Question 1: will I need to completely remove the tensioner from it's mounting point on the engine or will just releasing the tension on the chain be sufficient to allow me to move the cams enough to be able to access the buckets and shims?

Question 2: Can anyone recommend a good source of shims. I am in Moncton, NB, Canada.
 
If they are all still in spec, I wouldn't touch them until the next check, unless you are planning a lot of riding in the upcoming season and won't have the luxury of a long maintenance season (aka winter in Atlantic Canada) to do the work. Spec is spec and Yamaha expects that they will not wear too much before the next scheduled check to cause any damage or seriously harm performance. There is a significant tolerance and the specifications are conservative.

You do not need to remove the tensioner. It has to be retracted and kept from releasing while you are working on it. I turn it with a suitable long shaft screwdriver through the hole in the frame and clamp a small vice-grip on the shaft to weight it down and keep it from turning back under the spring tension. A piece of tape to hold stuff in place so the blade doesn't slip out of the slot.

Zip-tie your cam chain to the cam sprockets and take similar precautions to ensure that the chain doesn't slip on the crank on the bottom end. Mark the cam sprockets at TDC on the INSIDE where the marks are easier to see than the factory marks on the outside of the sprockets. You'll thank me later.

These are a common motorcycle engine shim (9.48mm dia.). Most motorcycle shops will have them in stock - at least in their service department. I would certainly check with Motoplex and others. They might even swap shims with you (more likely a small independent for that). I swap shims around so I don't need as many. I have been known to sand shims down using wet carbide paper on a piece of glass. 240 grit, followed by 400 and frequent measurements using a digital caliper or micrometer. Shims are NOT surface hardened and I can do one in 5-10 minutes.

Use the Valve Check Excel spreadsheet for calculations and record keeping.

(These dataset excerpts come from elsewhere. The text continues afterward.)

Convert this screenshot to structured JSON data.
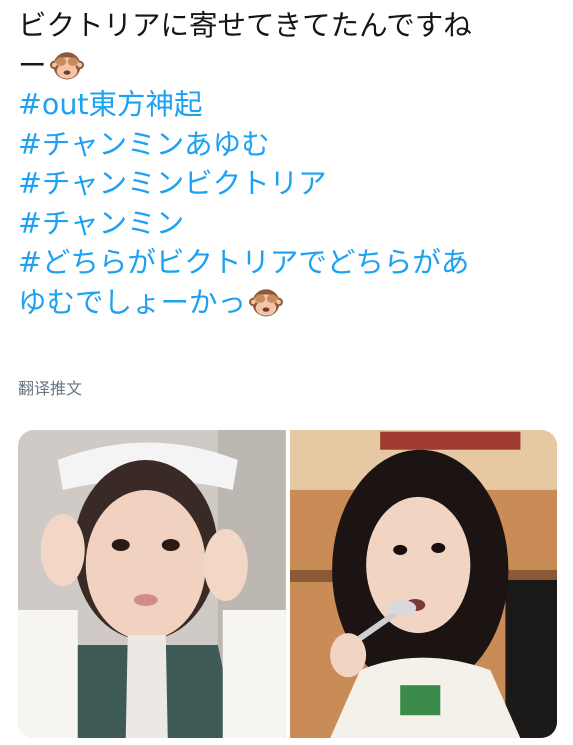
{
  "tweet": {
    "line1": "ビクトリアに寄せてきてたんですね",
    "line2": "ー",
    "hashtags": [
      "#out東方神起",
      "#チャンミンあゆむ",
      "#チャンミンビクトリア",
      "#チャンミン",
      "#どちらがビクトリアでどちらがあ"
    ],
    "line_last": "ゆむでしょーかっ"
  },
  "translate_label": "翻译推文",
  "icons": {
    "emoji": "see-no-evil-monkey-icon"
  },
  "colors": {
    "hashtag": "#1da1f2",
    "text": "#14171a",
    "muted": "#657786"
  }
}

If you decide to make changes, set all clearances to 70% of the maximum and you may never need to do them again.
 
RossKean,
I thank you for your sage advice: "spec is spec". I am choosing to leave well enough alone and re-check the clearances at 126,000 kms.
One man's opinion, but this is nothing different from what Yamaha would recommend. These clearances do not change quickly and I'm sure you will be fine.
On my 2007, the intakes were all close to minimum on the first check. I didn't end out making changes until I was well over 150,000 km. One more adjustment needed while I owned the bike, but that was at over 250,000 km.